Analisis Penyebab Pelemahan IHSG
Para analis pasar modal menilai bahwa penurunan IHSG hingga ke level 6.200 ini tidak terjadi tanpa alasan. Ada beberapa faktor fundamental dan teknikal yang diduga menjadi pemicu utama jatuhnya indeks di tengah kondisi ekonomi yang dinamis.
1. Aksi Ambil Untung (Profit Taking) Secara Masif
Setelah sempat mengalami kenaikan dalam periode bulanan, banyak investor, terutama investor institusi, memanfaatkan momentum tersebut untuk melakukan aksi ambil untung atau profit taking. Penjualan saham-saham berkapitalisasi besar (blue chip) secara bersamaan memicu tekanan jual yang cukup dalam, sehingga menarik IHSG turun ke level bawah.

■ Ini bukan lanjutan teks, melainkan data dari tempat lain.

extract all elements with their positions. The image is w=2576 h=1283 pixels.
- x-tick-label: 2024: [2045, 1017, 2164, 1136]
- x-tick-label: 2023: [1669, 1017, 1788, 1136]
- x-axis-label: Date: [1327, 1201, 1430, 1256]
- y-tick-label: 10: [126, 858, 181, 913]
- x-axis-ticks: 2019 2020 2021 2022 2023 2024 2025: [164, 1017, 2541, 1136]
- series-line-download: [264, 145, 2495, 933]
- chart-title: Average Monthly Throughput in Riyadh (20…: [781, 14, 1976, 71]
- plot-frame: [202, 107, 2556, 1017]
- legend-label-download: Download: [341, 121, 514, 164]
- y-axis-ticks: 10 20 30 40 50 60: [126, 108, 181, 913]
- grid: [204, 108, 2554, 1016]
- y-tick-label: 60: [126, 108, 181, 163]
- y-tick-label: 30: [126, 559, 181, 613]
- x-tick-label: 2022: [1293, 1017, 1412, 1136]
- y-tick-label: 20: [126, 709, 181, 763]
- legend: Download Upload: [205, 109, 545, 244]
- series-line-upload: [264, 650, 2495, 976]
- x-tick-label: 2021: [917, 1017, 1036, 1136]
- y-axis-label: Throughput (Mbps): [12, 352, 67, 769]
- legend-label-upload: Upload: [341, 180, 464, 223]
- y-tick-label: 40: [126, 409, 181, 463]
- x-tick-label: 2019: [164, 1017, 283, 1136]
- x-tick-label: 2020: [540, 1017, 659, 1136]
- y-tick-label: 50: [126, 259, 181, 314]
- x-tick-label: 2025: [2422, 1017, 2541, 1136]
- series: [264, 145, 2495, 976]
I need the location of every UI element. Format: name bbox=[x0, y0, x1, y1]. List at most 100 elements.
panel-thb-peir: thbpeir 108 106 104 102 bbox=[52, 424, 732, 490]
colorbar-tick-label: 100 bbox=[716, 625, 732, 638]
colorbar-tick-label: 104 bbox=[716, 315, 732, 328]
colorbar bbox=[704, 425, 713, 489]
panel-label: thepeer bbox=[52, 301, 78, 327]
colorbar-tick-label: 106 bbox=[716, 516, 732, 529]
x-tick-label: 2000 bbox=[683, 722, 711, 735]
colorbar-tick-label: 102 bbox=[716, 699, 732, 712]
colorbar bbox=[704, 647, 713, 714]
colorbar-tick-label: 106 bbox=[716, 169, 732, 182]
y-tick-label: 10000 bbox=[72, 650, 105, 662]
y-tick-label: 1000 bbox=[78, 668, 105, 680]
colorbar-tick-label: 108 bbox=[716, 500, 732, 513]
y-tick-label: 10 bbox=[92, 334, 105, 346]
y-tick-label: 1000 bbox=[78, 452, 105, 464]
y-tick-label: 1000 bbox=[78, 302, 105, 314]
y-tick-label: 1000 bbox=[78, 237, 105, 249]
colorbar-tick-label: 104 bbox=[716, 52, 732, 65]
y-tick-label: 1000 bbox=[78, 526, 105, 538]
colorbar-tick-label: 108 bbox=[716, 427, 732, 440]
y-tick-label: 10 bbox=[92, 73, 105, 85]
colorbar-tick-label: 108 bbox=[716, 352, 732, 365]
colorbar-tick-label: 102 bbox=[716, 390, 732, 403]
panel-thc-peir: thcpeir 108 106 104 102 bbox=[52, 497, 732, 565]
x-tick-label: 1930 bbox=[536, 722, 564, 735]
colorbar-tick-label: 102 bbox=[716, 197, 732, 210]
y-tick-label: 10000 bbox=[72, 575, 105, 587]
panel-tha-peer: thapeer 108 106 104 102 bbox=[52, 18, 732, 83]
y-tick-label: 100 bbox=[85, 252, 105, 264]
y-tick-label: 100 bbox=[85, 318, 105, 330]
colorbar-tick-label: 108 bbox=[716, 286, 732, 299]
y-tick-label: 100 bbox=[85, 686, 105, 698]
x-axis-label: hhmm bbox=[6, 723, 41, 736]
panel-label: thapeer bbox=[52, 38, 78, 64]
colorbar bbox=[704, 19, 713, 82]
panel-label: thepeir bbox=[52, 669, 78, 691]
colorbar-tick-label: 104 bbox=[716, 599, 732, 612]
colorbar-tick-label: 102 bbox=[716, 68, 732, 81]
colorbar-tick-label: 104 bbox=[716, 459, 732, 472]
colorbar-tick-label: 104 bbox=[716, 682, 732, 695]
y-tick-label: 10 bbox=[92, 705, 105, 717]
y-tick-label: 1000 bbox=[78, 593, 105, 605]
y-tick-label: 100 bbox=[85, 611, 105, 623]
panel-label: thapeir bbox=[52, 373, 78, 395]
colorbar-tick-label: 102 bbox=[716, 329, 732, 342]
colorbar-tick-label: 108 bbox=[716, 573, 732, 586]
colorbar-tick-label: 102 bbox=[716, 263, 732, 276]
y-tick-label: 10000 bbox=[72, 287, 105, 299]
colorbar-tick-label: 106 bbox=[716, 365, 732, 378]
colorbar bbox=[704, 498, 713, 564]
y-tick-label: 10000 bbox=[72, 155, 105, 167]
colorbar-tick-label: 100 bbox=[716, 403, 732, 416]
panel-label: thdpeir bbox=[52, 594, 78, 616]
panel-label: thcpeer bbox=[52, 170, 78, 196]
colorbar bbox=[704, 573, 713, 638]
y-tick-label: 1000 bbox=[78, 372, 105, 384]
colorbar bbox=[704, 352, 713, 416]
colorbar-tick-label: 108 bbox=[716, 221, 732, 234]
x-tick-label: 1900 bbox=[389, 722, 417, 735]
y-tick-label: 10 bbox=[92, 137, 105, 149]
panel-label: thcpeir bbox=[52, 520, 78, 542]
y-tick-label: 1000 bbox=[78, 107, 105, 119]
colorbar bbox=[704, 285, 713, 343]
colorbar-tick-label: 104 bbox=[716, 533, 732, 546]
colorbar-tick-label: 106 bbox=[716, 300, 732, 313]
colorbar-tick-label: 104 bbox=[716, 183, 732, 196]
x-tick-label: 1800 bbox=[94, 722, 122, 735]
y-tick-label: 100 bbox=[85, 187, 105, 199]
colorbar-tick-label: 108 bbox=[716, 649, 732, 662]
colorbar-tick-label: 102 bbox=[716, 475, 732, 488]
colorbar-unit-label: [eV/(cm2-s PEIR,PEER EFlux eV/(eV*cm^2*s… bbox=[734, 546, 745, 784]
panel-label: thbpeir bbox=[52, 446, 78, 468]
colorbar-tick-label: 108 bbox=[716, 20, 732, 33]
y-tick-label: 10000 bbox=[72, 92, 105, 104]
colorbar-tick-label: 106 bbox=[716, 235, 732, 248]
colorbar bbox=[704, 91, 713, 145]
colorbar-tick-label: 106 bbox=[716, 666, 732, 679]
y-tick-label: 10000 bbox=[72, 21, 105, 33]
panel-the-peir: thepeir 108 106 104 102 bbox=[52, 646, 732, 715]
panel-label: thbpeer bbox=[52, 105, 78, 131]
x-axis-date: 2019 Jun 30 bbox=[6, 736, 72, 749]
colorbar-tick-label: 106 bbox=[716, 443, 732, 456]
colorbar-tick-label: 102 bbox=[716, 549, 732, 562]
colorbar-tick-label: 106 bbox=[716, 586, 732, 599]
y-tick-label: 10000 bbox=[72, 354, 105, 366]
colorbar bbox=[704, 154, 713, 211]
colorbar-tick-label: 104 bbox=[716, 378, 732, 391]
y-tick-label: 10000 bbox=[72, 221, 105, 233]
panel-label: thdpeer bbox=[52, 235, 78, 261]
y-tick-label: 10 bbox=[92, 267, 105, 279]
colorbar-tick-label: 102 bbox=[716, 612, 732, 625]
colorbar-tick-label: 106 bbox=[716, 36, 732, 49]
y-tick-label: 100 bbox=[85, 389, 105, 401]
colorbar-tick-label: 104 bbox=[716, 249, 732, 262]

2. Sentimen Makroekonomi Global yang Belum Menentu
Kondisi ekonomi global, terutama terkait kebijakan suku bunga bank sentral dunia seperti The Fed di Amerika Serikat, masih menjadi bayang-bayang bagi pasar berkembang (emerging markets) termasuk Indonesia. Ketidakpastian mengenai kapan pelonggaran kebijakan moneter akan dilakukan membuat aliran modal asing (foreign outflow) cenderung berhati-hati, yang berdampak pada pelemahan indeks domestik.
3. Tekanan pada Sektor-Sektor Utama
Pelemahan IHSG juga dipengaruhi oleh pergerakan negatif di beberapa sektor kunci. Sektor perbankan dan komoditas yang biasanya menjadi penggerak utama IHSG, terpantau mengalami tekanan jual yang cukup signifikan, sehingga gagal memberikan dukungan (support) yang kuat bagi indeks untuk bertahan di level atas.
Menakar Level Support dan Resistance Selanjutnya
Bagi para pelaku pasar, sangat penting untuk memperhatikan level-level teknikal guna menentukan strategi investasi berikutnya. Jatuhnya IHSG ke level 6.200 bukan berarti berakhirnya tren, namun merupakan pengujian terhadap level support krusial.